Seine Gottheit ist daher wesentlich für seinen Charakter des vorbildlichen Menschen; die Leugnung derselben schließt logischerweise die schreckliche Verleumdung und Lüge in sich, dass Er nicht besser sei als der betrügerischste und erfolgreichste aller Betrüger. Dies mag als Beweis dienen, was die Schuld der Diskreditierung des Sohnes Gottes wirklich ist; dies erklärt, warum der, der den Sohn leugnet, den Vater nicht hat, während der, der den Sohn bekennt, auch den Vater hat. Wer den Sohn nicht ehrt, ehrt nicht den Vater, der ihn gesandt hat.

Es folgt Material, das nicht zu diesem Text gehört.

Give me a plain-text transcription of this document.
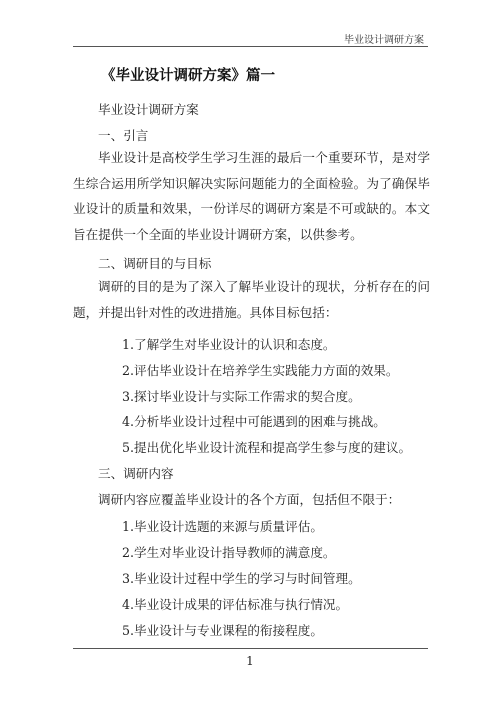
毕业设计调研方案
《毕业设计调研方案》篇一
毕业设计调研方案
一、引言

毕业设计是高校学生学习生涯的最后一个重要环节，是对学生综合运用所学知识解决实际问题能力的全面检验。为了确保毕业设计的质量和效果，一份详尽的调研方案是不可或缺的。本文旨在提供一个全面的毕业设计调研方案，以供参考。

二、调研目的与目标

调研的目的是为了深入了解毕业设计的现状，分析存在的问题，并提出针对性的改进措施。具体目标包括：

1.了解学生对毕业设计的认识和态度。
2.评估毕业设计在培养学生实践能力方面的效果。
3.探讨毕业设计与实际工作需求的契合度。
4.分析毕业设计过程中可能遇到的困难与挑战。
5.提出优化毕业设计流程和提高学生参与度的建议。
三、调研内容
调研内容应覆盖毕业设计的各个方面，包括但不限于：
1.毕业设计选题的来源与质量评估。
2.学生对毕业设计指导教师的满意度。
3.毕业设计过程中学生的学习与时间管理。
4.毕业设计成果的评估标准与执行情况。
5.毕业设计与专业课程的衔接程度。
1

Darum ist das Gericht nur dem Sohn gegeben; denn Er allein hat sich in unendlicher Liebe herabgelassen, Mensch zu werden und für Menschen zu sterben, ja für die schuldigsten Sünder, die leider seine Liebe mit der tiefsten Schmach vergolten haben, indem sie Ihn verwarfen, als Er in Gnade kam, wie sie Ihn auch jetzt noch verwerfen, wenn Er in der Gnade gepredigt wird, der sie als Sohn des Menschen in jener Natur richten wird, wegen deren Annahme sie Ihn verachtet und seine Gottheit geleugnet haben. So wird Gott alle, auch die stolzesten Ungläubigen, zwingen, den Sohn zu ehren, wie sie den Vater ehren. Aber das wird zu ihrem Gericht sein, nicht zu ihrer Errettung. Das ewige Leben besteht darin, jetzt das Wort Christi zu hören und dem zu glauben, der seinen Sohn in Liebe gesandt hat; andernfalls bleibt nichts als eine Auferstehung zum Gericht, um seinen verletzten Namen zu rechtfertigen, die Verwerfung des Vaters im Sohn.

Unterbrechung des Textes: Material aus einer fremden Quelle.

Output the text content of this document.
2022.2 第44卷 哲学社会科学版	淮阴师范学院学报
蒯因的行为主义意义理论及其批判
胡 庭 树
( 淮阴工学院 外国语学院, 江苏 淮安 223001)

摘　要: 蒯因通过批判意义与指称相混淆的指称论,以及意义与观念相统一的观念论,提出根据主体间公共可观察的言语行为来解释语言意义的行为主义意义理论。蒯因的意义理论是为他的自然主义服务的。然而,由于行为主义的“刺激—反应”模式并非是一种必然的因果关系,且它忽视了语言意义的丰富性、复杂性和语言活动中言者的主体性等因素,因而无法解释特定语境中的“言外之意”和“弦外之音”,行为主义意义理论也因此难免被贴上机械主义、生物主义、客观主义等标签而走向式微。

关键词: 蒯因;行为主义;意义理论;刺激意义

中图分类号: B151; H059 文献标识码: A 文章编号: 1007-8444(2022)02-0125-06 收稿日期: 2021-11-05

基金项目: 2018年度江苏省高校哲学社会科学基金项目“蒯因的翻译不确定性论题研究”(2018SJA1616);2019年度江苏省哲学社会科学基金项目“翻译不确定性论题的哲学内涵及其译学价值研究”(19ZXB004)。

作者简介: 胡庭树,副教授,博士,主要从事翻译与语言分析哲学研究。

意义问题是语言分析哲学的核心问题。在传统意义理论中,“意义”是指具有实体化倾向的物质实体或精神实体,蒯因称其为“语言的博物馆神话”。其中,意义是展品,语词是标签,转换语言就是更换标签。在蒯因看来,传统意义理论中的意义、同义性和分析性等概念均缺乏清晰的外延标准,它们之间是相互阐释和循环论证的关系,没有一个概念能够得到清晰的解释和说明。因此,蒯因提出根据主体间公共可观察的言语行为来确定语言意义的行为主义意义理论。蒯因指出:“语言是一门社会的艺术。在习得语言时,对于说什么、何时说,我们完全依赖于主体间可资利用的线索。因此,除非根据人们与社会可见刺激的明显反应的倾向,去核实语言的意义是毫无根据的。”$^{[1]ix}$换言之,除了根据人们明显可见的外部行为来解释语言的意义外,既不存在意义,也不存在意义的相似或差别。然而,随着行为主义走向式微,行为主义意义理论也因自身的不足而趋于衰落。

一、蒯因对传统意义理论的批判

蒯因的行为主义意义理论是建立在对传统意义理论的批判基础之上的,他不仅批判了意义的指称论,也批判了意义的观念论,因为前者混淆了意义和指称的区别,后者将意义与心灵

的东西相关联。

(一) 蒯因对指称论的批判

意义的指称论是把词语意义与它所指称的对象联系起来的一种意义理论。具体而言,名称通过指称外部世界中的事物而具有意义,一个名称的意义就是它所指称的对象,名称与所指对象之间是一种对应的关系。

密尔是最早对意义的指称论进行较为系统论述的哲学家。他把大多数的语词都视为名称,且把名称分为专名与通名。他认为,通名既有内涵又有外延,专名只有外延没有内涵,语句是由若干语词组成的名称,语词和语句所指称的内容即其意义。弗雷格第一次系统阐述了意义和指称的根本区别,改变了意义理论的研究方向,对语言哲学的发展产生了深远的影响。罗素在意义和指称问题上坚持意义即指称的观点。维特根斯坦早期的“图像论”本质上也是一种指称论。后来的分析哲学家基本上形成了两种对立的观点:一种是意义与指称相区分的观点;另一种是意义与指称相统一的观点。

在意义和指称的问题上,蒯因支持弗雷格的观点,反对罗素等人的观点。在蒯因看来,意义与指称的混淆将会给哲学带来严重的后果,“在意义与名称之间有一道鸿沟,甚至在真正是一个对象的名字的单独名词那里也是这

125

Wir brauchen uns nicht mit anderen Wahrheiten aufzuhalten, die in dem Zitat aus Psalm 110 verpackt sind, obwohl sie von tiefstem Interesse sind und an anderer Stelle im Neuen Testament angewendet werden. Hier ist der Gegenstand so einfach wie grundlegend, ein unlösbares Rätsel für die Ungläubigen, Juden oder Heiden. Aber es sind vor allem die ersteren, die dort immer stehengeblieben sind, zum Schweigen gebracht, aber nicht unterworfen. Was solche Heiden betrifft, die sich dazu bekennen, die einzige Lösung in seiner Person zu empfangen, so findet der Feind andere Wege, um die Wahrheit zunichtezumachen, wo immer sie nicht durch die Gnade erneuert sind. Falsche Freunde sind nicht besser als offene Feinde, sondern eher schlimmer – gottlose Menschen, die die Gnade Gottes in Ausschweifung verkehren und den alleinigen Gebieter und unseren Herrn Jesus Christus verleugnen, dessen Gericht gerecht und sicher ist, wie wir in dem ernsten Brief des Judas sehen.